ANALYSE GEOGRAPHIQUE DE LA CONSOMMATION MEDICALE APPARENTE DANS LE DISTRICT SANITAIRE DE THIES

ANALYSE GEOGRAPHIQUE DE LA CONSOMMATION
MEDICALE APPARENTE DANS LE DISTRICTSANITAIRE DE THIES

LA CONTRIBUTION AU FINANCEMENT DES SOINS PRIMAIRES : DES DISPARITES IMPORTANTES 

L’importance des disparités observées dans l’accès aux soins des populations à l’intérieur et entre les états ont conduit à la mise en œuvre des différentes politiques de santé dans les pays en développement et notamment au Sénégal. Cette situation a abouti à la décentralisation de la santé par l’état aux communautés. La participation des populations à l’effort de santé est définie à l’article 2 du décret fixant les obligations particulières auxquelles sont soumis les comités de santé comme étant « un processus par lequel les individus et les familles prennent en charge leur santé comme ceux de la communauté depuis l’identification des besoins jusqu’à l’évaluation des programmes » (MSAS ,1992). Mais ces politiques n’ont pas réussi à éradiquer les disparités dans l’accès aux soins des populations.

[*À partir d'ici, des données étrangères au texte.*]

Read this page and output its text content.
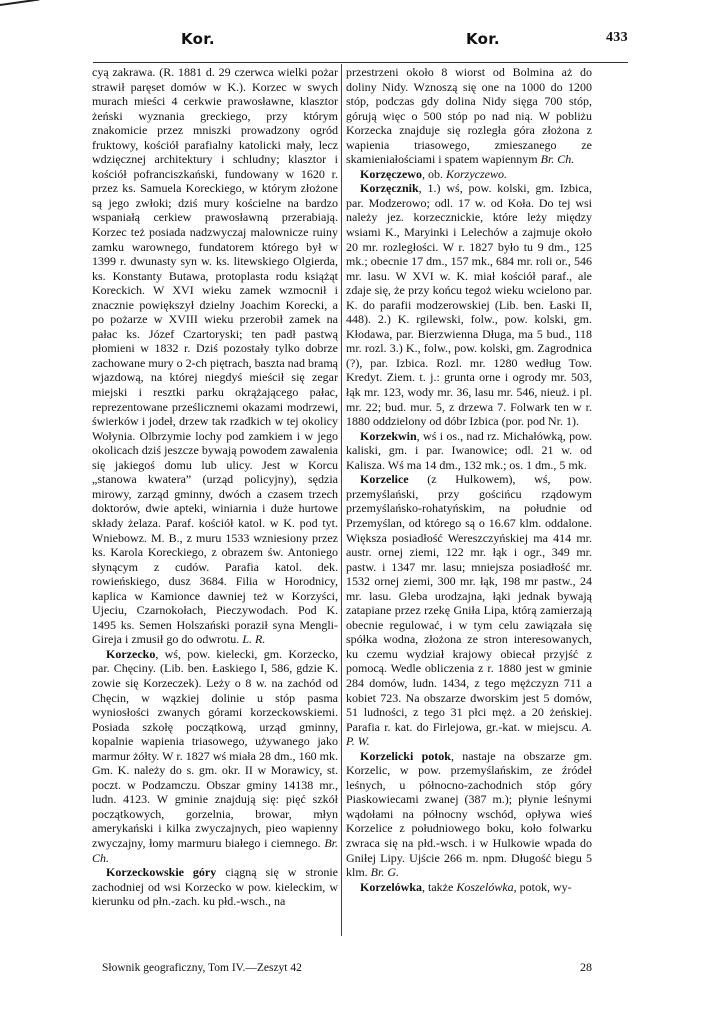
Kor.	Kor.	433

cyą zakrawa. (R. 1881 d. 29 czerwca wielki pożar strawił paręset domów w K.). Korzec w swych murach mieści 4 cerkwie prawosławne, klasztor żeński wyznania greckiego, przy którym znakomicie przez mniszki prowadzony ogród fruktowy, kościół parafialny katolicki mały, lecz wdzięcznej architektury i schludny; klasztor i kościół pofranciszkański, fundowany w 1620 r. przez ks. Samuela Koreckiego, w którym złożone są jego zwłoki; dziś mury kościelne na bardzo wspaniałą cerkiew prawosławną przerabiają. Korzec też posiada nadzwyczaj malownicze ruiny zamku warownego, fundatorem którego był w 1399 r. dwunasty syn w. ks. litewskiego Olgierda, ks. Konstanty Butawa, protoplasta rodu książąt Koreckich. W XVI wieku zamek wzmocnił i znacznie powiększył dzielny Joachim Korecki, a po pożarze w XVIII wieku przerobił zamek na pałac ks. Józef Czartoryski; ten padł pastwą płomieni w 1832 r. Dziś pozostały tylko dobrze zachowane mury o 2-ch piętrach, baszta nad bramą wjazdową, na której niegdyś mieścił się zegar miejski i resztki parku okrążającego pałac, reprezentowane prześlicznemi okazami modrzewi, świerków i jodeł, drzew tak rzadkich w tej okolicy Wołynia. Olbrzymie lochy pod zamkiem i w jego okolicach dziś jeszcze bywają powodem zawalenia się jakiegoś domu lub ulicy. Jest w Korcu „stanowa kwatera” (urząd policyjny), sędzia mirowy, zarząd gminny, dwóch a czasem trzech doktorów, dwie apteki, winiarnia i duże hurtowe składy żelaza. Paraf. kościół katol. w K. pod tyt. Wniebowz. M. B., z muru 1533 wzniesiony przez ks. Karola Koreckiego, z obrazem św. Antoniego słynącym z cudów. Parafia katol. dek. rowieńskiego, dusz 3684. Filia w Horodnicy, kaplica w Kamionce dawniej też w Korzyści, Ujeciu, Czarnokołach, Pieczywodach. Pod K. 1495 ks. Semen Holszański poraził syna Mengli-Gireja i zmusił go do odwrotu. L. R.

Korzecko, wś, pow. kielecki, gm. Korzecko, par. Chęciny. (Lib. ben. Łaskiego I, 586, gdzie K. zowie się Korzeczek). Leży o 8 w. na zachód od Chęcin, w wązkiej dolinie u stóp pasma wyniosłości zwanych górami korzeckowskiemi. Posiada szkołę początkową, urząd gminny, kopalnie wapienia triasowego, używanego jako marmur żółty. W r. 1827 wś miała 28 dm., 160 mk. Gm. K. należy do s. gm. okr. II w Morawicy, st. poczt. w Podzamczu. Obszar gminy 14138 mr., ludn. 4123. W gminie znajdują się: pięć szkół początkowych, gorzelnia, browar, młyn amerykański i kilka zwyczajnych, pieo wapienny zwyczajny, łomy marmuru białego i ciemnego. Br. Ch.

Korzeckowskie góry ciągną się w stronie zachodniej od wsi Korzecko w pow. kieleckim, w kierunku od płn.-zach. ku płd.-wsch., na

przestrzeni około 8 wiorst od Bolmina aż do doliny Nidy. Wznoszą się one na 1000 do 1200 stóp, podczas gdy dolina Nidy sięga 700 stóp, górują więc o 500 stóp po nad nią. W pobliżu Korzecka znajduje się rozległa góra złożona z wapienia triasowego, zmieszanego ze skamieniałościami i spatem wapiennym Br. Ch.

Korzęczewo, ob. Korzyczewo.

Korzęcznik, 1.) wś, pow. kolski, gm. Izbica, par. Modzerowo; odl. 17 w. od Koła. Do tej wsi należy jez. korzecznickie, które leży między wsiami K., Maryinki i Lelechów a zajmuje około 20 mr. rozległości. W r. 1827 było tu 9 dm., 125 mk.; obecnie 17 dm., 157 mk., 684 mr. roli or., 546 mr. lasu. W XVI w. K. miał kościół paraf., ale zdaje się, że przy końcu tegoż wieku wcielono par. K. do parafii modzerowskiej (Lib. ben. Łaski II, 448). 2.) K. rgilewski, folw., pow. kolski, gm. Kłodawa, par. Bierzwienna Długa, ma 5 bud., 118 mr. rozl. 3.) K., folw., pow. kolski, gm. Zagrodnica (?), par. Izbica. Rozl. mr. 1280 według Tow. Kredyt. Ziem. t. j.: grunta orne i ogrody mr. 503, łąk mr. 123, wody mr. 36, lasu mr. 546, nieuż. i pl. mr. 22; bud. mur. 5, z drzewa 7. Folwark ten w r. 1880 oddzielony od dóbr Izbica (por. pod Nr. 1).

Korzekwin, wś i os., nad rz. Michałówką, pow. kaliski, gm. i par. Iwanowice; odl. 21 w. od Kalisza. Wś ma 14 dm., 132 mk.; os. 1 dm., 5 mk.

Korzelice (z Hulkowem), wś, pow. przemyślański, przy gościńcu rządowym przemyślańsko-rohatyńskim, na południe od Przemyślan, od którego są o 16.67 klm. oddalone. Większa posiadłość Wereszczyńskiej ma 414 mr. austr. ornej ziemi, 122 mr. łąk i ogr., 349 mr. pastw. i 1347 mr. lasu; mniejsza posiadłość mr. 1532 ornej ziemi, 300 mr. łąk, 198 mr pastw., 24 mr. lasu. Gleba urodzajna, łąki jednak bywają zatapiane przez rzekę Gniła Lipa, którą zamierzają obecnie regulować, i w tym celu zawiązała się spółka wodna, złożona ze stron interesowanych, ku czemu wydział krajowy obiecał przyjść z pomocą. Wedle obliczenia z r. 1880 jest w gminie 284 domów, ludn. 1434, z tego mężczyzn 711 a kobiet 723. Na obszarze dworskim jest 5 domów, 51 ludności, z tego 31 płci męż. a 20 żeńskiej. Parafia r. kat. do Firlejowa, gr.-kat. w miejscu. A. P. W.

Korzelicki potok, nastaje na obszarze gm. Korzelic, w pow. przemyślańskim, ze źródeł leśnych, u północno-zachodnich stóp góry Piaskowiecami zwanej (387 m.); płynie leśnymi wądołami na północny wschód, opływa wieś Korzelice z południowego boku, koło folwarku zwraca się na płd.-wsch. i w Hulkowie wpada do Gniłej Lipy. Ujście 266 m. npm. Długość biegu 5 klm. Br. G.

Korzelówka, także Koszelówka, potok, wy-

Słownik geograficzny, Tom IV.—Zeszyt 42	28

Les changements annoncés lors de ces conférences internationales n’ont pas été concrètement mis en œuvre par les Etats selon toutes les composantes initialement fixées12 . Cependant des disparités sont toujours notées dans la contribution financière des populations d’un poste de santé à l’autre. Cette situation nous emmène à étudier la consommation médicale apparente et essayer d’expliquer les facteurs d’inégalités dans la contribution financière des populations. Il s’agit dans cette partie d’étudier les données du système de soins c’est-à-dire les recettes par tête, les dépenses par tête et le taux de recouvrement des postes de santé. Ces indicateurs nous permettent d’évaluer les disparités de la consommation médicale apparente dans le district sanitaire de Thiès. Mais rappelons que ces données concernent les six premier mois de l’année 2010 parce que se sont les seules données qu’on a pu avoir

Les recettes par tête au niveau des postes santé

 Les recettes par tête au niveau des postes de santé sont différentes d’un service de santé à un autre. Certains postes ont enregistré des recettes beaucoup plus importantes que d’autres. Ces recettes varient de 9 FCFA dans le poste de Notto à 632 F CFA dans le poste de Tassette comme le montre la carte 3. Ainsi, il apparait que la variation des recettes par tête des postes de santé influe beaucoup sur leurs volumes d’activités. Le constat est que les postes de santé qui ont enregistré les recettes les plus importantes ont les volumes d’activités les plus faibles et les postes qui ont enregistré les recettes par tête les plus faibles ont enregistré les volumes d’activités les importants. Il apparait donc que l’utilisation des services de santé s’explique principalement par le coût différentiel des soins qui se révèle plus importants dans certaines structures et moins importants dans d’autres. La recherche de recettes conséquentes par les postes de santé les pousse à augmenter le coût des soins. On pourrait penser que le coût des soins détermine le taux d’utilisation des structures sanitaires. La diminution de l’utilisation des structures à tarifs élevés nous amène à poser le problème des nouvelles formes de disparités spatiales créées par la mise en place de l’Initiative de Bamako. La mise en place de l’IB a créée de nouvelles formes de disparités dans la contribution financière des populations qui ont des conséquences sur l’utilisation des soins médicaux. Cette situation est contraire aux objectifs de départ des soins de santé primaires et de l’IB qui était de rendre possible l’accès aux soins et aux médicaments aux populations les plus démunies. Cette situation influe beaucoup sur le recours aux soins des populations. C’est dire qu’il y’a une corrélation entre les recettes par poste et l’utilisation des structures de soins. D’ailleurs l’analyse de la relation entre le taux d’utilisation et les recettes par tête des postes de santé révèle une corrélation significative entre ces deux variables (R2 = 0,616) comme le montre la figure 1. Les postes de santé dans lesquels les recettes par tête sont plus importantes sont ceux dont les volumes d’activités sont plus faibles. Par contre les postes dans lesquels les recettes par tête sont très faibles sont ceux dont les volumes d’activités sont plus importants. Plus le coût est élevé plus l’utilisation de la structure dimunie et plus le coût est faible plus l’utilisation de la structure augmente. 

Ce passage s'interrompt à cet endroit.